1. Busy processing in dyeing plants extends peak season.
A large amount of dyeing plants which did not meet the standards are required to shut, leading to slump of overall dyeing capacity. Orders flow to those at work. Dyeing plants were busy in Mar-Apr and some even overstocked and refused to take in grey fabric. In addition, orders accumulated before the Spring Festival are still under processing, delaying delivery. In Apr, delivery time of some dyeing plants even extended to 60-70 days. As a consequence, the peak season was extended to a certain degree and traders and producers showed divergent performance. As traders cannot guarantee delivery, downstream customers mostly prefer to place orders directly to dyeing plants.
In early May, with the market moving slack, delivery of dyeing plants recovered somewhat, but the equipment cannot operate at full capacity amid continuous environmental inspection. In late May, however, delivery was heard to tighten again.
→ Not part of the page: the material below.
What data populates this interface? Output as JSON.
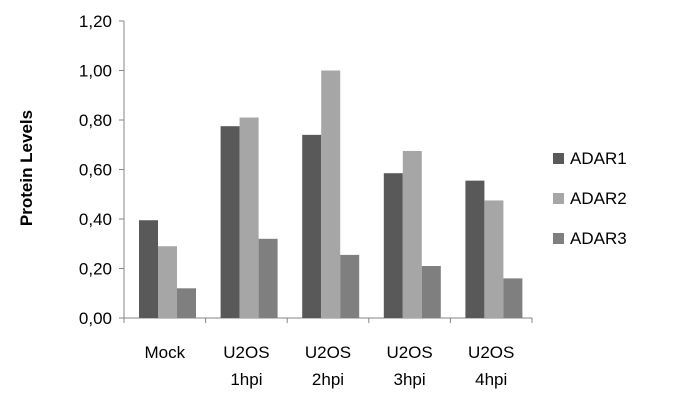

2. Dye prices move up and dyeing fees follow up.
Dye producing areas like Guanyun and Guannan Chemical Industry Park in Lianyungang shut down completely and some relevant product suppliers see tight supply. Price of dye auxiliaries used in printing and dyeing keeps upward all the way since the very start of this year. With active demand in peak season in Mar-Apr, dyeing plants raise dyeing fees accordingly.
Time | Event |
After Spring Festival | Dyeing fees in Fujian were adjusted up generally. |
7-Mar | Some large plants like Hangmin Stock raised dyeing fee by 0.1yuan/m. |
20-Mar | Hangmin Stock raised dyeing fee again by 0.1-0.2yuan/m. |
21-Mar | Prices of isperse special red and yellow series were adjusted up by 3,000-5,000yuan/mt and some offers of disperse red were over 130,000yuan/mt. |
10-Apr | Conventional disperse dyes were revised up 3,000yuan/mt and disperse 300% black up to 53yuan/kg. |
9-May | Ten types of dyes moved up and disperse emerald blue S-GL200% up to 210yuan/kg. |
12-May | Reactive yellow moved up by 200yuan/mt. |
14-May | As Jihua, Yabang, Runtu and Wuzhong all suspended production, prices of 11 types of disperse dyes from Longsheng rose together. Disperse blue 2BLN 100% was quoted at 300,000yuan/mt. |
18-May | Emerald blue S-GL (60 blue) surged by 60,000yuan/mt to near 300,000yuan/mt. |
19-May | Bright blue 2BLN (56 blue) was quoted at 300,000yuan/mt and disperse blue SE-2R moved up by 20,000yuan/mt. Disperse, reactive and acid black ticked up by 1,000-3,000yuan/mt. |
3. Fabric plants are burdened by tight delivery and rising dyeing fee.
The impacts on fabric plants caused by environmental protection are mainly from two aspects. Firstly, capacity of dyeing plants is restricted, extending delivery time. But the fabric plants cannot wait due to seasonal features of fabrics. The delivery time and quality are uncertain if they change dyeing plants. Therefore, fabric plants face more barriers to take orders. Secondly, rise of dye prices promotes dyeing fee to follow up, increasing the cost of fabric plants.
At present, sales of grey fabric plants slow down and inventory inches up, as market turned slack, demand reduced and slower consumption of fabric plants.
Environmental regulation will last long and the disturbance to traditional industrial chain will not ease soon. Related plants are suggested to adjust their own supply chain to deal with the trend patiently.